Be very careful with “cocky funny” in text, remember you are not there smiling & kinoing her, thus letting her know it’s only a tease! It should be jumping out of the text.
Notice how she answers her texts, is it long and elaborate, keep at it. If it seems like the texts are not hitting the right spot with her, there are long time lapses or short answers, move swiftly over to phone before a negative “no” ladder is built up. Also note, for foreign girls sometimes it’s easier for them than talking over the phone, coz they have the text right there in front of them, but sometimes, if they don’t “get it” it’s better to talk, need to gauge that on a case by case basis.
It’s good to mirror the style of your correspondent. If she’s brief, be brief. If she’s chatty be chatty. But always stay one energy level above her. If she doesn’t ever use smiley’s or lol’s don’t use them. Use punctuation and “haha”!!!! If she never “x”s you only “x” when she’s been good. Choose a word she uses in her text and use it back, pick up on subtle writing styles, notice, does she use punctuations at all, is there a gap between one sentence and another or does she write like this,without any gaps at all.
Our goal is to establish the concept that “we are alike”. In fact using “we” is very powerful.
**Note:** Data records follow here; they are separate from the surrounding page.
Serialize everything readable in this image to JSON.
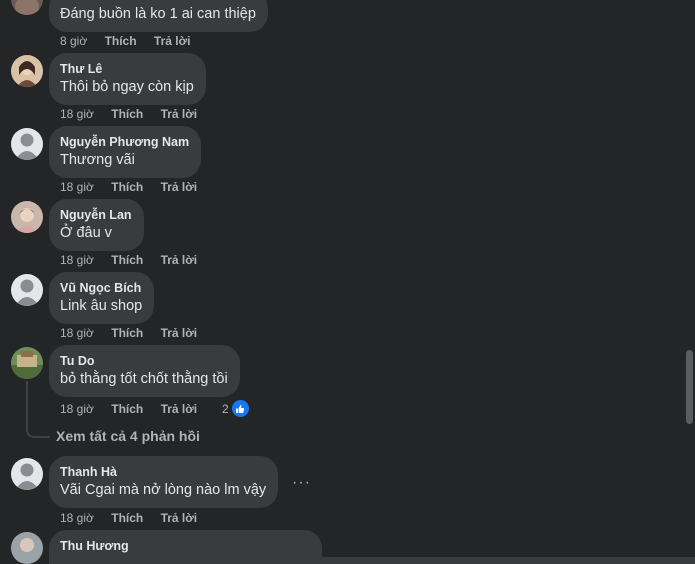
{
  "comments": [
    {
      "author": "",
      "text": "Đáng buồn là ko 1 ai can thiệp",
      "time": "8 giờ",
      "like": "Thích",
      "reply": "Trả lời"
    },
    {
      "author": "Thư Lê",
      "text": "Thôi bỏ ngay còn kịp",
      "time": "18 giờ",
      "like": "Thích",
      "reply": "Trả lời"
    },
    {
      "author": "Nguyễn Phương Nam",
      "text": "Thương vãi",
      "time": "18 giờ",
      "like": "Thích",
      "reply": "Trả lời"
    },
    {
      "author": "Nguyễn Lan",
      "text": "Ở đâu v",
      "time": "18 giờ",
      "like": "Thích",
      "reply": "Trả lời"
    },
    {
      "author": "Vũ Ngọc Bích",
      "text": "Link âu shop",
      "time": "18 giờ",
      "like": "Thích",
      "reply": "Trả lời"
    },
    {
      "author": "Tu Do",
      "text": "bỏ thằng tốt chốt thằng tồi",
      "time": "18 giờ",
      "like": "Thích",
      "reply": "Trả lời",
      "reactions": "2"
    },
    {
      "author": "Thanh Hà",
      "text": "Vãi Cgai mà nở lòng nào lm vậy",
      "time": "18 giờ",
      "like": "Thích",
      "reply": "Trả lời"
    },
    {
      "author": "Thu Hương"
    }
  ],
  "view_replies": "Xem tất cả 4 phản hồi",
  "more_menu": "···",
  "colors": {
    "background": "#242526",
    "bubble": "#3a3b3c",
    "meta": "#b0b3b8",
    "like": "#1877f2"
  }
}
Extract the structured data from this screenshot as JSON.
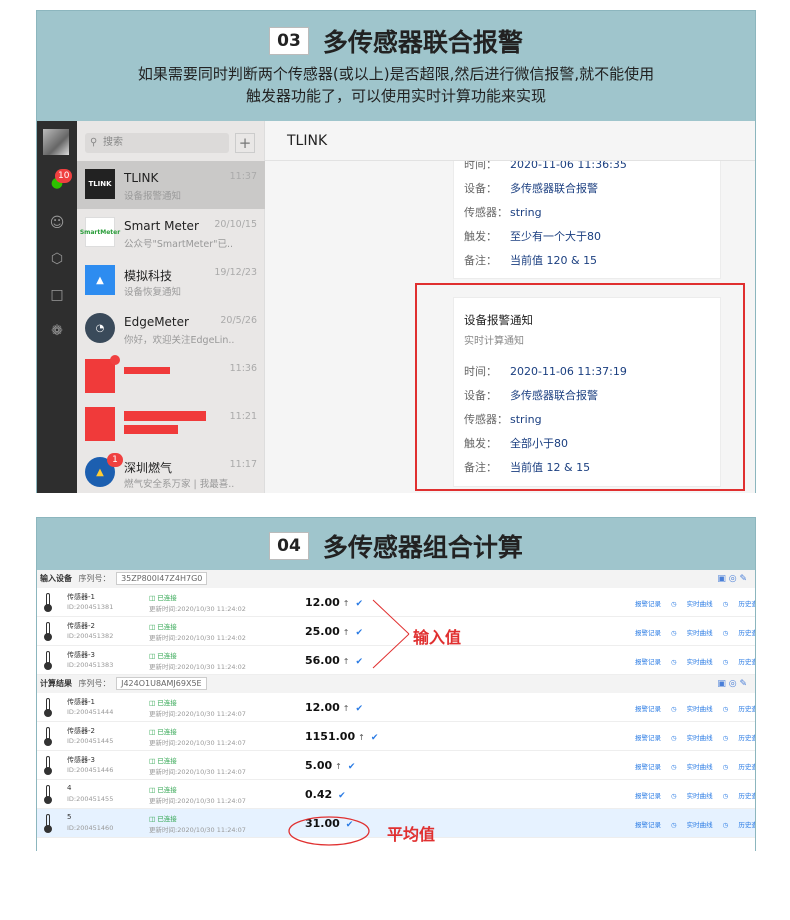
{
  "panel1": {
    "number": "03",
    "title": "多传感器联合报警",
    "subtitle_line1": "如果需要同时判断两个传感器(或以上)是否超限,然后进行微信报警,就不能使用",
    "subtitle_line2": "触发器功能了，可以使用实时计算功能来实现"
  },
  "wechat": {
    "nav_badge": "10",
    "search_placeholder": "搜索",
    "add_label": "+",
    "chats": [
      {
        "name": "TLINK",
        "sub": "设备报警通知",
        "time": "11:37",
        "avatar_text": "TLINK",
        "color": "#222"
      },
      {
        "name": "Smart Meter",
        "sub": "公众号\"SmartMeter\"已...",
        "time": "20/10/15",
        "avatar_text": "SmartMeter",
        "color": "#fff"
      },
      {
        "name": "模拟科技",
        "sub": "设备恢复通知",
        "time": "19/12/23",
        "avatar_text": "",
        "color": "#2d8cf0"
      },
      {
        "name": "EdgeMeter",
        "sub": "你好，欢迎关注EdgeLin...",
        "time": "20/5/26",
        "avatar_text": "",
        "color": "#3a4a5a"
      },
      {
        "name": "",
        "sub": "",
        "time": "11:36",
        "avatar_text": "",
        "color": "#f03a3a"
      },
      {
        "name": "",
        "sub": "",
        "time": "11:21",
        "avatar_text": "",
        "color": "#f03a3a"
      },
      {
        "name": "深圳燃气",
        "sub": "燃气安全系万家 | 我最喜...",
        "time": "11:17",
        "avatar_text": "",
        "color": "#1c5fb0"
      }
    ],
    "chat_badge_red1": "",
    "chat_badge_gas": "1",
    "chat_title": "TLINK",
    "msg1": {
      "time_label": "时间：",
      "time_value": "2020-11-06 11:36:35",
      "device_label": "设备：",
      "device_value": "多传感器联合报警",
      "sensor_label": "传感器：",
      "sensor_value": "string",
      "trigger_label": "触发：",
      "trigger_value": "至少有一个大于80",
      "note_label": "备注：",
      "note_value": "当前值 120 & 15"
    },
    "msg2": {
      "title": "设备报警通知",
      "subtitle": "实时计算通知",
      "time_label": "时间：",
      "time_value": "2020-11-06 11:37:19",
      "device_label": "设备：",
      "device_value": "多传感器联合报警",
      "sensor_label": "传感器：",
      "sensor_value": "string",
      "trigger_label": "触发：",
      "trigger_value": "全部小于80",
      "note_label": "备注：",
      "note_value": "当前值  12 & 15"
    }
  },
  "panel2": {
    "number": "04",
    "title": "多传感器组合计算",
    "input_section": {
      "label": "输入设备",
      "serial_label": "序列号：",
      "serial_value": "35ZP800I47Z4H7G0"
    },
    "result_section": {
      "label": "计算结果",
      "serial_label": "序列号：",
      "serial_value": "J424O1U8AMJ69X5E"
    },
    "status_text": "已连接",
    "update_prefix": "更新时间:",
    "link_labels": [
      "报警记录",
      "实时曲线",
      "历史查询"
    ],
    "input_rows": [
      {
        "name": "传感器-1",
        "id": "ID:200451381",
        "updated": "2020/10/30 11:24:02",
        "value": "12.00"
      },
      {
        "name": "传感器-2",
        "id": "ID:200451382",
        "updated": "2020/10/30 11:24:02",
        "value": "25.00"
      },
      {
        "name": "传感器-3",
        "id": "ID:200451383",
        "updated": "2020/10/30 11:24:02",
        "value": "56.00"
      }
    ],
    "result_rows": [
      {
        "name": "传感器-1",
        "id": "ID:200451444",
        "updated": "2020/10/30 11:24:07",
        "value": "12.00"
      },
      {
        "name": "传感器-2",
        "id": "ID:200451445",
        "updated": "2020/10/30 11:24:07",
        "value": "1151.00"
      },
      {
        "name": "传感器-3",
        "id": "ID:200451446",
        "updated": "2020/10/30 11:24:07",
        "value": "5.00"
      },
      {
        "name": "4",
        "id": "ID:200451455",
        "updated": "2020/10/30 11:24:07",
        "value": "0.42"
      },
      {
        "name": "5",
        "id": "ID:200451460",
        "updated": "2020/10/30 11:24:07",
        "value": "31.00"
      }
    ],
    "annotation_input": "输入值",
    "annotation_avg": "平均值"
  }
}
Whenever we can, it’s good to use “we” instead of “you and I”. It establishes a connection in a very powerful and subtle way. “when can we get together?” says something very different to “when are you free?” it assumes that we both are participating in mutual process of “getting together”. She’s not being “asked out”.
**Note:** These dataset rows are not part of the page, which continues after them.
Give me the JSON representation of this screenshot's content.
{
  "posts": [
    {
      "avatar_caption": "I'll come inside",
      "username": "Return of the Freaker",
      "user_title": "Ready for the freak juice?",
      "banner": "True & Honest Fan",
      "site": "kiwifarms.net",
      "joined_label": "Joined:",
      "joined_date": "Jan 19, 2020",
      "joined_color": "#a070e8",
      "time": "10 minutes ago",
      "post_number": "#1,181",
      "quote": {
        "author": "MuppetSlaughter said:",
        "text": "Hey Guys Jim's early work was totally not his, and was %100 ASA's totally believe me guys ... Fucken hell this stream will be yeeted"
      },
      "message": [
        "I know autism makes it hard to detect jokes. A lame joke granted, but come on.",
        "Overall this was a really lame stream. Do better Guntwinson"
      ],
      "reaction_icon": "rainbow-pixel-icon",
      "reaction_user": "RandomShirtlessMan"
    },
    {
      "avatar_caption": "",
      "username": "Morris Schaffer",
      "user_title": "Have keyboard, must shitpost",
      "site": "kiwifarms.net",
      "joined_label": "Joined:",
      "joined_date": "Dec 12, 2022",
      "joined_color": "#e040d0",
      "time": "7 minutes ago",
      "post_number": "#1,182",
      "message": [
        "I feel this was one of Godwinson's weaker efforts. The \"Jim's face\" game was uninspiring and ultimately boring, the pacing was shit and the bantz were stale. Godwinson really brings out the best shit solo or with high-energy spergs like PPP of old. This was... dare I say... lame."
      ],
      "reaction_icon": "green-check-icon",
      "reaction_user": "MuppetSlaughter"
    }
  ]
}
Think of it this way, before you send a text try to put yourself in her shoes and look at your text and say is that funny? is this different? is this crazy? is this someone I definitely think can brighten up my life? if it’s a yes to any of those, send, if it’s lame don’t do it. This is an art form and being lazy with texts will get you nowhere.
There are a few things u can do, by way of IOD’s/takeaways, but this has to be only once she is quite invested in the interaction, since you can only do a takeaway if there was something there to start off with.
* Take a longer time than normal to reply and totally ignore what she said, if you don’t like her last response.
* Send her a txt that says you’re very busy and can’t meet her this week (whether or not you had offered to before or whether you are busy) and don’t propose anything else
* Drop the ‘x’ from your text (she WILL notice)
Flaking Points:
If a girl flakes me, I’ll tease her on it in a funny way. I never get angry or look genuinely upset about it. I never focus on reasoning with them logically. I also don’t give up if a girl doesn’t call back. At the same time, if they say they’ll call back I’ll just say “OK cool.” and give them the chance. But then if they don’t call back when they said they would, I’ll call back a bit later and just re-initiate the conversation as if I don’t even remember that they didn’t follow up.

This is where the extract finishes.